Intervention de Danièle Linhart

Mission d'information sur le mal-être au travail — Réunion du 17 février 2010 : 1ère réunion
Audition de Mme Danièle Linhart sociologue du travail directrice de recherche au centre national de la recherche scientifique cnrs

Danièle Linhart :

a souligné le rôle central du management : l'organisation interne des entreprises a été modifiée, à compter du milieu des années soixante-dix, pour répondre au rapport de force issu de mai 1968, qui était défavorable au patronat ; les employeurs se sont efforcés d'« atomiser » la classe ouvrière, de briser les collectifs en individualisant le travail. Il était difficile pour les salariés et leurs syndicats de s'opposer à cette évolution car elle s'appuyait sur l'aspiration, alors répandue, à une plus grande autonomie et à une plus grande capacité d'initiative individuelle. Le rapport du salarié à sa hiérarchie a donc été personnalisé, au travers par exemple de rendez-vous individuels d'évaluation.

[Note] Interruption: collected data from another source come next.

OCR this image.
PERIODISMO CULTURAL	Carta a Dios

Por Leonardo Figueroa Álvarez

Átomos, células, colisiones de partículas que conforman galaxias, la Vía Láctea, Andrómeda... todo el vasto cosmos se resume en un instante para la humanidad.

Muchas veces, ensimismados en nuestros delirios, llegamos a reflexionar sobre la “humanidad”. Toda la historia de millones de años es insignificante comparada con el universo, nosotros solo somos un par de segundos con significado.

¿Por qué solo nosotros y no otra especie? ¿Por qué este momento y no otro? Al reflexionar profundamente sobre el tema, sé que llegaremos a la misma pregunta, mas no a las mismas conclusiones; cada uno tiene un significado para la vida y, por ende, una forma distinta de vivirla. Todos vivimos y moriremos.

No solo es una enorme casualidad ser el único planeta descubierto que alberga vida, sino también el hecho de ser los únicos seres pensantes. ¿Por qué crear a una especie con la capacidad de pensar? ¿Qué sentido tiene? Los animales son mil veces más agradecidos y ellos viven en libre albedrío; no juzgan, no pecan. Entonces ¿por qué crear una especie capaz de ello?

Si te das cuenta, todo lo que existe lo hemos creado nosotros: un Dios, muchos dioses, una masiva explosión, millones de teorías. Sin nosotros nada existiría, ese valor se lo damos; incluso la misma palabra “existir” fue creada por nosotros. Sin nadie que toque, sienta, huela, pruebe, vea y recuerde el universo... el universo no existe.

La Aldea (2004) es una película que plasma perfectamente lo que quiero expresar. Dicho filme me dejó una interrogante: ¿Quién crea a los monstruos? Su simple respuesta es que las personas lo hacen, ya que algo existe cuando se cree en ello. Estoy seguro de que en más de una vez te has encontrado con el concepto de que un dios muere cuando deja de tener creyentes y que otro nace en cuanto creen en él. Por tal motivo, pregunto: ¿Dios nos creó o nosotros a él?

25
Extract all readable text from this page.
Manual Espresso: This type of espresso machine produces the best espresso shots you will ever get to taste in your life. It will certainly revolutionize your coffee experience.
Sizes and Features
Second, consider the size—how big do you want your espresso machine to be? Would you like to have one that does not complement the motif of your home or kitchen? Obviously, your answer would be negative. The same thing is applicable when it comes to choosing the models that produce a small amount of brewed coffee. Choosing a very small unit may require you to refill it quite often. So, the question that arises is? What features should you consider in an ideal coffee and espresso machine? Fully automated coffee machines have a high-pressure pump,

Les formes d'organisation d'origine taylorienne, efficaces pour contrôler le travail des salariés, ne répondent plus aux exigences actuelles de qualité et de réactivité de la production, qui supposent une implication des salariés. Ceci aboutit à la création de formes d'organisation du travail hybrides, qui conservent des contraintes dans une logique taylorienne mais font également appel à la subjectivité des salariés. Ces formes d'organisation sont fragiles en ce qu'elles aboutissent à sous-traiter à chaque salarié l'organisation de son propre travail. Elles favorisent une homogénéisation de la situation des salariés à tous les niveaux de la hiérarchie, puisque les cadres ont des objectifs de plus en plus nombreux à atteindre et que les salariés moins qualifiés ont de plus en plus d'éléments à gérer.

Que ce soit dans le secteur public ou privé, dans les grandes ou les petites entreprises, on cherche à mettre les salariés en situation d'insécurité permanente et de précarisation subjective, dans le but de leur faire donner toujours le meilleur d'eux-mêmes. Le jeu des réformes et des réorganisations successives aboutit à un désapprentissage permanent et à l'obligation constante de faire ses preuves pour démontrer son employabilité. Le changement est devenu une valeur en soi, qui a remplacé celle de progrès.

Les managers de niveau intermédiaire sont fréquemment mutés pour éviter qu'ils nouent des liens affectifs avec leurs subordonnés. Dès lors, ils n'ont pas le temps de connaître le métier de ceux qu'ils encadrent et ne peuvent leur fixer des objectifs raisonnables. De même, ils sont incapables de reconnaître à leur juste valeur les efforts fournis par les salariés pour atteindre les objectifs fixés. Les salariés ont alors l'impression d'être abandonnés et de ne pas être écoutés alors qu'ils ont besoin de se sentir valorisés.